La destruction des bâtiments de l'UNRWA contribue à l'escalade des tensions dans la région. Selon des témoignages oculaires, la démolition a commencé tôt mardi matin et s'est poursuivie tout au long de la journée. Le gouvernement israélien n'a pas encore publié de déclaration officielle détaillant les raisons spécifiques du ciblage du siège de l'UNRWA, mais des sources au sein du gouvernement, s'exprimant sous couvert d'anonymat, ont évoqué de présumées violations du code de la construction.
L'UNRWA, créée en 1949, fournit des services essentiels, notamment l'éducation, les soins de santé et le soutien social, aux réfugiés palestiniens en Cisjordanie, dans la bande de Gaza, en Jordanie, au Liban et en Syrie. L'agence a fait l'objet d'une surveillance accrue et de réductions de financement ces dernières années, en particulier de la part de pays remettant en question sa neutralité et son efficacité. La démolition soulève des inquiétudes quant à l'avenir de la fourniture d'aide humanitaire aux réfugiés palestiniens et au déplacement potentiel du personnel et des opérations de l'UNRWA.
Les critiques soutiennent que la démolition fait partie d'un effort plus large du gouvernement israélien pour affaiblir les organisations internationales opérant dans les territoires occupés et pour consolider davantage son contrôle sur Jérusalem-Est. Les partisans de la démolition affirment qu'il s'agit d'un exercice légitime de la souveraineté israélienne et nécessaire pour faire respecter les réglementations en matière de construction.
Les Nations unies ont condamné la démolition, la qualifiant de violation du droit international et d'entrave sérieuse aux opérations humanitaires. "Cette action compromet la capacité de l'UNRWA à remplir son mandat et à fournir des services essentiels à une population vulnérable", a déclaré un communiqué publié par le bureau du Secrétaire général de l'ONU. Plusieurs organisations internationales de défense des droits de l'homme ont également publié des déclarations condamnant la démolition et appelant à un arrêt immédiat de toute nouvelle démolition d'infrastructures humanitaires.
L'incident est susceptible de tendre davantage les relations entre Israël et la communauté internationale.
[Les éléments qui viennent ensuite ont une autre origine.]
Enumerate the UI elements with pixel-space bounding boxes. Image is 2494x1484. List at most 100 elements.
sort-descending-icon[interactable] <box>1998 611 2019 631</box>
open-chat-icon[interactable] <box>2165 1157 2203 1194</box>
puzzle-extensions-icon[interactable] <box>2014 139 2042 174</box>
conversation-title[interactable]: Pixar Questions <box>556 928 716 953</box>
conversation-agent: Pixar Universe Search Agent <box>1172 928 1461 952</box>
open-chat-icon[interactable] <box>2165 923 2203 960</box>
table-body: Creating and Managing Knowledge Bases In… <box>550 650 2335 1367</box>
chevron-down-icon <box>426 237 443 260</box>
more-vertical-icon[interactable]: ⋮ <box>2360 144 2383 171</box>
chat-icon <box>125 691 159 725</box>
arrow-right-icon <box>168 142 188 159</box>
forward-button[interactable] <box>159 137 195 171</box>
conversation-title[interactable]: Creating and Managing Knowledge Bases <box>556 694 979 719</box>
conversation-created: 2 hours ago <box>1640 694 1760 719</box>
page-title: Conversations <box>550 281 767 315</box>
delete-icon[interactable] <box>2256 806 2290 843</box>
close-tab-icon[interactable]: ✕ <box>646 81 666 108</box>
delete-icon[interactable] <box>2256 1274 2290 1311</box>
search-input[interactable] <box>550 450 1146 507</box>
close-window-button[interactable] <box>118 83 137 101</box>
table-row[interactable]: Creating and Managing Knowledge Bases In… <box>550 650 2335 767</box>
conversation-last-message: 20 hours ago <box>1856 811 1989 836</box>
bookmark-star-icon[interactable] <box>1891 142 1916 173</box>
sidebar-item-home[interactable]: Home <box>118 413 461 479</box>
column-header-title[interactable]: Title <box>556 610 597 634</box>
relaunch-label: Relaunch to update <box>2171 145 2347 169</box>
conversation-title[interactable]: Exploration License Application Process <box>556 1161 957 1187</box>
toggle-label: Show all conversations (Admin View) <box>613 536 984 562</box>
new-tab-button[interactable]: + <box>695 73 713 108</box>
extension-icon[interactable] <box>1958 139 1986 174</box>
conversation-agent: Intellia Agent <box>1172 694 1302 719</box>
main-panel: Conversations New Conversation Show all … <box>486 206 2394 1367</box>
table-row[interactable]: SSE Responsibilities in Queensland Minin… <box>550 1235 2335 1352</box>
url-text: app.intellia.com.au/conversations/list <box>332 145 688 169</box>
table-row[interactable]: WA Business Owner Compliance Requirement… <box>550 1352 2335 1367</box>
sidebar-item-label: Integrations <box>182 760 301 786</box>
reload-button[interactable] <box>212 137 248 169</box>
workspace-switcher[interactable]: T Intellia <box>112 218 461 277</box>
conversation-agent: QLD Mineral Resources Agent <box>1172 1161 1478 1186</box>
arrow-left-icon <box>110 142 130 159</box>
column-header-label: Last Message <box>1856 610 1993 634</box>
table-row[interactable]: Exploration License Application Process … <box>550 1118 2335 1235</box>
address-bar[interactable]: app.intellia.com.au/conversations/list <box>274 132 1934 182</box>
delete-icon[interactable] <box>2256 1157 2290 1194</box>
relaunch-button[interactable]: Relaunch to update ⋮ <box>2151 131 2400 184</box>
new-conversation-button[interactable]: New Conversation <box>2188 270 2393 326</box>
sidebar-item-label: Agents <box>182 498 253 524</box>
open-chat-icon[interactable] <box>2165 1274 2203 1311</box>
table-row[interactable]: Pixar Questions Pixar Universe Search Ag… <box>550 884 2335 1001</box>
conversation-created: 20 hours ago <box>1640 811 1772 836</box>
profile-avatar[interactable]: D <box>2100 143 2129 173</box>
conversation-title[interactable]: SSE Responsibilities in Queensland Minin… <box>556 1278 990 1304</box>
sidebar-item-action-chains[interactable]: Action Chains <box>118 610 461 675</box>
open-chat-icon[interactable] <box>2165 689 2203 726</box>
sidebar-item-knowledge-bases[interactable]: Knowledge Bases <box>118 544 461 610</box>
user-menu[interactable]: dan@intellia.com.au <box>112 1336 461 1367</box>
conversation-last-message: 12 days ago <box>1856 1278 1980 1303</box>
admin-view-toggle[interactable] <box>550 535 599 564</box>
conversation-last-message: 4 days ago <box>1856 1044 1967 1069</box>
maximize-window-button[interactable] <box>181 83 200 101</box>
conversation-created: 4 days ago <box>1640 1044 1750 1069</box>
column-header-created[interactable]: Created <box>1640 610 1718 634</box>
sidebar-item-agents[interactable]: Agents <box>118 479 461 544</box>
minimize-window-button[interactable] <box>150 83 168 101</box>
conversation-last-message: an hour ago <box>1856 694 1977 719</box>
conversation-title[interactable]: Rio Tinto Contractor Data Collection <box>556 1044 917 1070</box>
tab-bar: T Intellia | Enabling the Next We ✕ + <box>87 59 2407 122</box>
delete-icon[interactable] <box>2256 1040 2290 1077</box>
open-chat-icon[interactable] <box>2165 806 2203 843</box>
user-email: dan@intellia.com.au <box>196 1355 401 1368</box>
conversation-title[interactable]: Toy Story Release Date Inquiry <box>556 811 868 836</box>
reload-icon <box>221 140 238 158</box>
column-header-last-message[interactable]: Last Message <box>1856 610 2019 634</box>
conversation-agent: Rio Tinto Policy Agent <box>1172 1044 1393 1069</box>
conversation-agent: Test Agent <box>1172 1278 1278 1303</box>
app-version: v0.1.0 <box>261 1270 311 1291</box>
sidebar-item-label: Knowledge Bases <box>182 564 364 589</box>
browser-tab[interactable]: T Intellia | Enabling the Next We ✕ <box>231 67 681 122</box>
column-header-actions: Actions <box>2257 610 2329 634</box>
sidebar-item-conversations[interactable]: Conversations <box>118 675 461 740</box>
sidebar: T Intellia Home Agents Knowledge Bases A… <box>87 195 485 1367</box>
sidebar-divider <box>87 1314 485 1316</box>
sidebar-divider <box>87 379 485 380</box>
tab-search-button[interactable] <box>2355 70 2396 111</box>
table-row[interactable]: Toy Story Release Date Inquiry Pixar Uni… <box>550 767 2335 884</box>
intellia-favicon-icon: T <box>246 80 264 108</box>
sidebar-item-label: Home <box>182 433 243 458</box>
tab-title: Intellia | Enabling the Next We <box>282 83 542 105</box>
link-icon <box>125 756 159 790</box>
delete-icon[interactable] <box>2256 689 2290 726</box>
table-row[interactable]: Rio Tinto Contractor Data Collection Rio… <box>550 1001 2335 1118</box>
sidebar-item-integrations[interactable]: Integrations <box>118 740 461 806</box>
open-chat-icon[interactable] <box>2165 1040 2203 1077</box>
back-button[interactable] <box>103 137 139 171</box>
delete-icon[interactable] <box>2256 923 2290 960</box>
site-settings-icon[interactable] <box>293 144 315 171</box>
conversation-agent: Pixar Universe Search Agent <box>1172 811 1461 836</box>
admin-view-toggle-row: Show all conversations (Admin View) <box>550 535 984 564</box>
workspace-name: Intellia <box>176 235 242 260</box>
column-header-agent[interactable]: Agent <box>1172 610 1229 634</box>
L'Union européenne a annoncé qu'elle réexaminait ses programmes d'aide aux territoires palestiniens à la lumière de la démolition. La situation reste fluide et les implications à long terme pour la fourniture d'aide humanitaire aux réfugiés palestiniens sont incertaines. L'UNRWA recherche actuellement d'autres lieux pour relocaliser son siège et reprendre ses opérations.